We envisage that the below boxes will demonstrate that the project proposer has considered the lawfulness of its data processing and identified the applicable legal basis.

Details as to how the legal basis has been achieved (for example, if the project proposer relies on consent as the lawful basis for processing, how have they ensured that the data subject’s consent is freely given, specific, informed and unambiguous[56]) should also be provided as well as how it isproposed to record the lawful basis of the processing, in order to be able to demonstrate it (if required) in any investigation by the ICO.

The answers to the below questions may be expanded as the project develops if necessary.

Description of the legal basis for the processing

[Insert details of the legal basis]

[NB. Legitimate interests may be available to public bodies for use depending upon the progress of the Data Protection Bill 2017. It may, therefore, be appropriate in the future to add that ground to this assessment].

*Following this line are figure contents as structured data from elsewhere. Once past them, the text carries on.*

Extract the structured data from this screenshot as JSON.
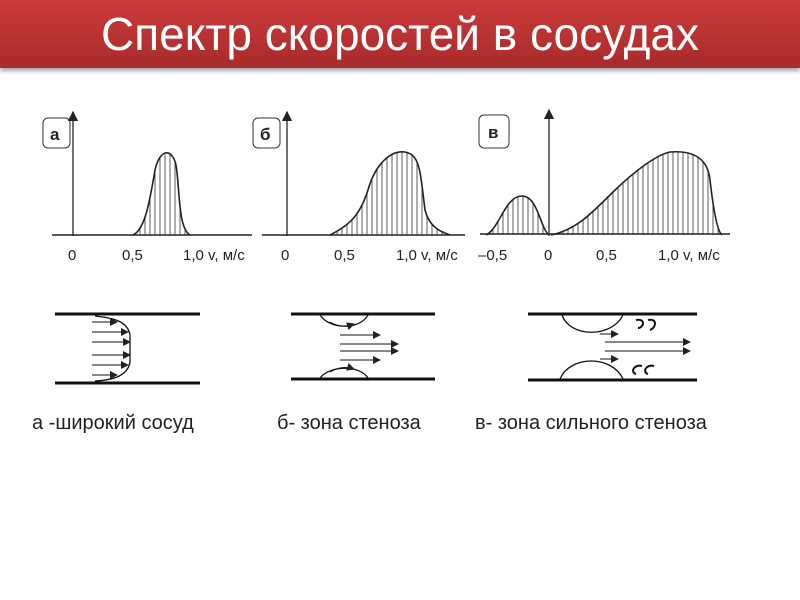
{
  "title": "Спектр скоростей в сосудах",
  "panels": [
    {
      "label": "а",
      "ticks": [
        "0",
        "0,5",
        "1,0"
      ],
      "axis_unit": "v, м/с",
      "caption": "а -широкий сосуд"
    },
    {
      "label": "б",
      "ticks": [
        "0",
        "0,5",
        "1,0"
      ],
      "axis_unit": "v, м/с",
      "caption": "б- зона стеноза"
    },
    {
      "label": "в",
      "ticks": [
        "–0,5",
        "0",
        "0,5",
        "1,0"
      ],
      "axis_unit": "v, м/с",
      "caption": "в- зона сильного стеноза"
    }
  ],
  "colors": {
    "title_bar": "#b83232",
    "title_text": "#ffffff",
    "ink": "#222222"
  }
}
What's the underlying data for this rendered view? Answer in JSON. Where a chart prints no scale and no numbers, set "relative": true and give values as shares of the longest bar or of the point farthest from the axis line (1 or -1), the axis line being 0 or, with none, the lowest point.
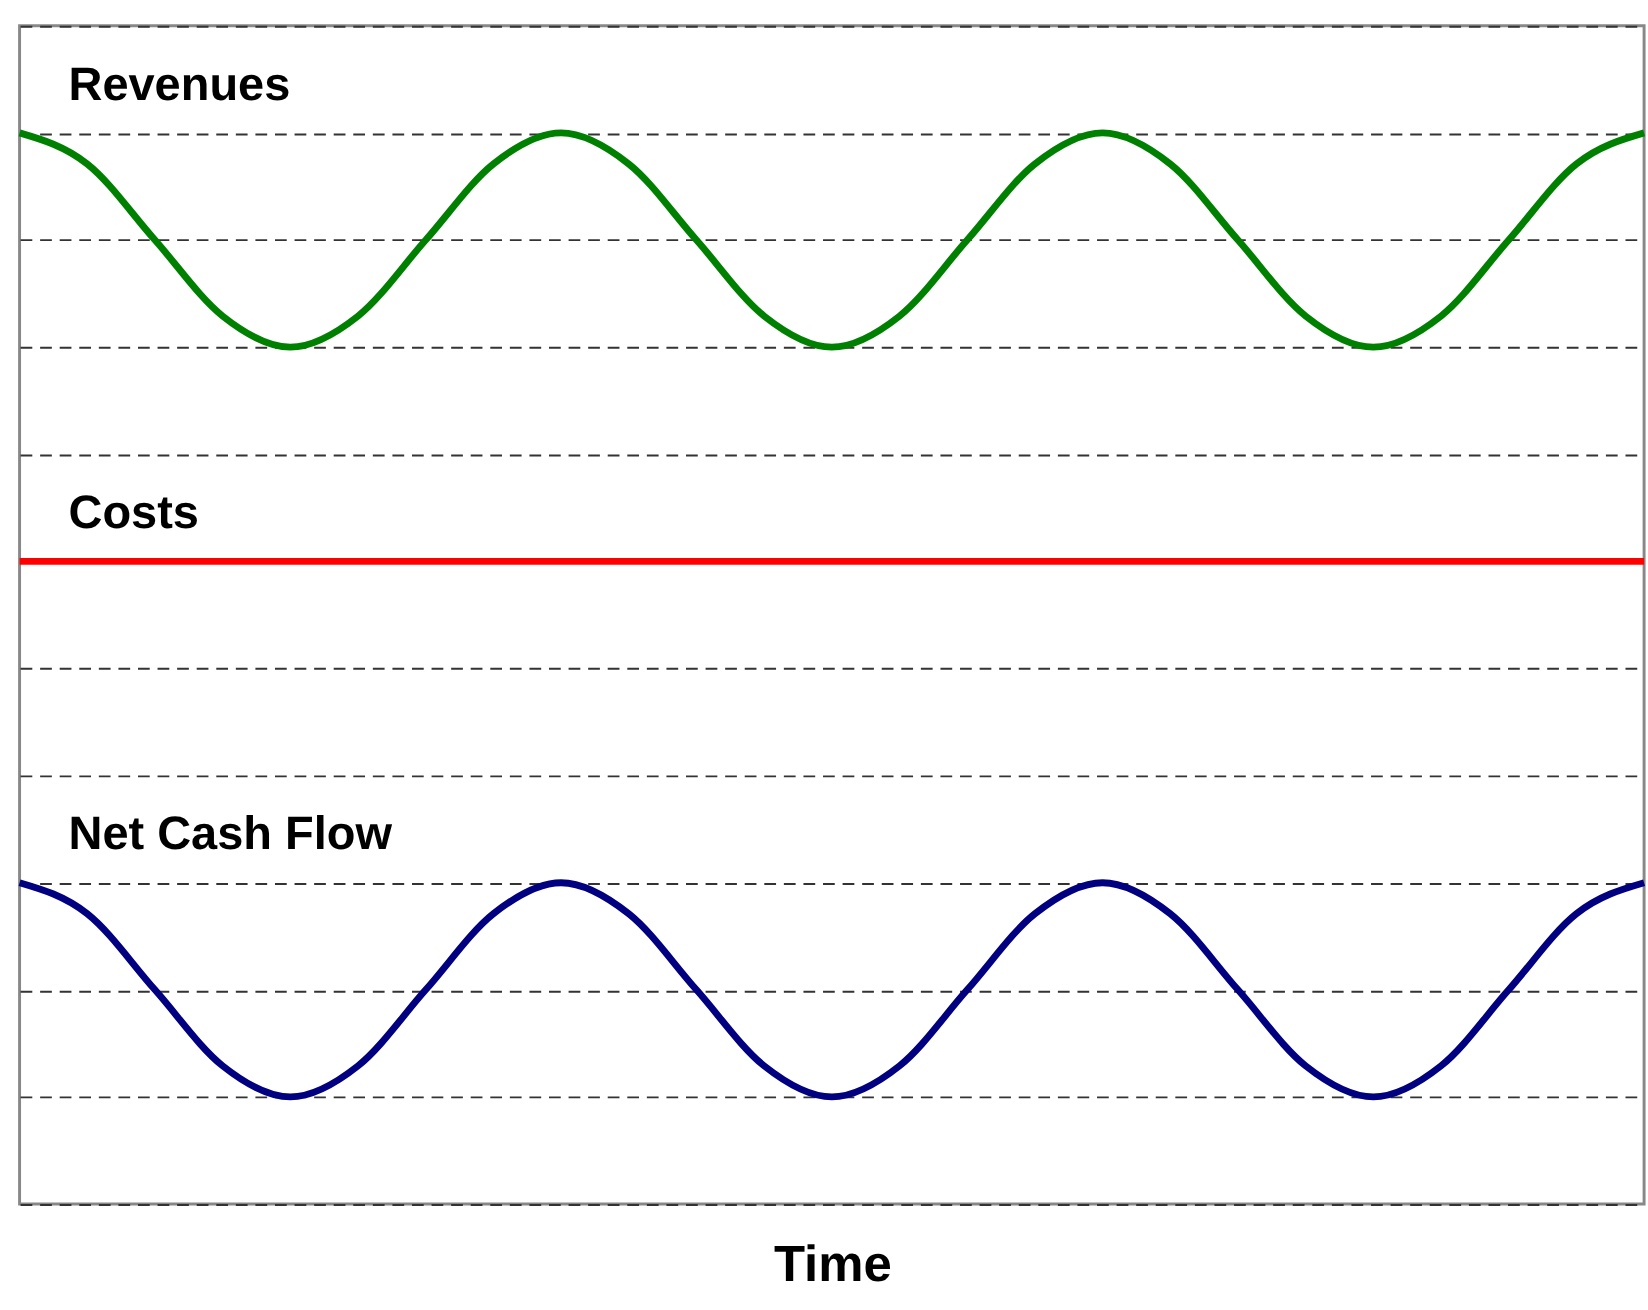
{
  "chart_data": {
    "type": "line",
    "xlabel": "Time",
    "relative": true,
    "grid": "y",
    "legend": false,
    "marker": "none",
    "line_style": "solid",
    "categories": [
      null,
      null,
      null,
      null,
      null,
      null,
      null,
      null,
      null,
      null,
      null,
      null,
      null,
      null,
      null,
      null,
      null,
      null,
      null,
      null,
      null,
      null,
      null,
      null,
      null
    ],
    "series": [
      {
        "name": "Revenues",
        "color": "#008000",
        "values": [
          1,
          0.971,
          0.9,
          0.829,
          0.8,
          0.829,
          0.9,
          0.971,
          1,
          0.971,
          0.9,
          0.829,
          0.8,
          0.829,
          0.9,
          0.971,
          1,
          0.971,
          0.9,
          0.829,
          0.8,
          0.829,
          0.9,
          0.971,
          1
        ]
      },
      {
        "name": "Costs",
        "color": "#ff0000",
        "values": [
          0.6,
          0.6,
          0.6,
          0.6,
          0.6,
          0.6,
          0.6,
          0.6,
          0.6,
          0.6,
          0.6,
          0.6,
          0.6,
          0.6,
          0.6,
          0.6,
          0.6,
          0.6,
          0.6,
          0.6,
          0.6,
          0.6,
          0.6,
          0.6,
          0.6
        ]
      },
      {
        "name": "Net Cash Flow",
        "color": "#000080",
        "values": [
          0.3,
          0.271,
          0.2,
          0.129,
          0.1,
          0.129,
          0.2,
          0.271,
          0.3,
          0.271,
          0.2,
          0.129,
          0.1,
          0.129,
          0.2,
          0.271,
          0.3,
          0.271,
          0.2,
          0.129,
          0.1,
          0.129,
          0.2,
          0.271,
          0.3
        ]
      }
    ]
  }
}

[N.B. in the employment context, Art29 WP guidance suggests that consent may be an inappropriate basis on which to process personal data: “WP29 deems it problematic for employers to process personal data of current or future employees on the basis of consent as it is unlikely to be freely given. For the majority of such processing at work, the lawful basis cannot and should not be the consent of the employees Article 6(1a) due to the nature of the relationship between employer and employee” [57].

The GDPR allows organisations to continue to rely on consent obtained prior to the GDPR coming into force, provided that they are GDPR compliant. ]

5.2The processing of ‘special category personal data’ (as defined in article 9(1) GDPR) is prohibited, unless a lawful basis in article 9(2) applies:

(a)the data subject has given explicit consent to the processing of those PD for one or more specified purposes, except where Union or Member State law provide that the prohibition referred to in paragraph 1 may not be lifted by the data subject;

(b)processing is necessary for the purposes of carrying out the obligations and exercising specific rights of the controller or of the data subject in the field of employment and social security and social protection law in so far as it is authorised by Union or Member State law or a collective agreement pursuant to Member State law providing for appropriate safeguards for the fundamental rights and the interests of the data subject;

(c)processing is necessary to protect the vital interests of the data subject or of another natural person where the data subject is physically or legally incapable of giving consent;

(d)processing is carried out in the course of its legitimate activities with appropriate safeguards by a foundation, association or any other not-for-profit body with a political, philosophical, religious or trade union aim and on condition that the processing relates solely to the members or to former members of the body or to persons who have regular contact with it in connection with its purposes and that the PD are not disclosed outside that body without the consent of the data subjects;

(e)processing relates to PD which are manifestly made public by the data subject;

(f)processing is necessary for the establishment, exercise or defence of legal claims or whenever courts are acting in their judicial capacity;

(g)processing is necessary for reasons of substantial public interest, on the basis of Union or Member State law which shall be proportionate to the aim pursued, respect the essence of the right to data protection and provide for suitable and specific measures to safeguard the fundamental rights and the interests of the data subject. This ground for processing should be read in conjunction with section 10 and schedule 1 of the Data Protection Bill, which provides more detail on the application of the exemption.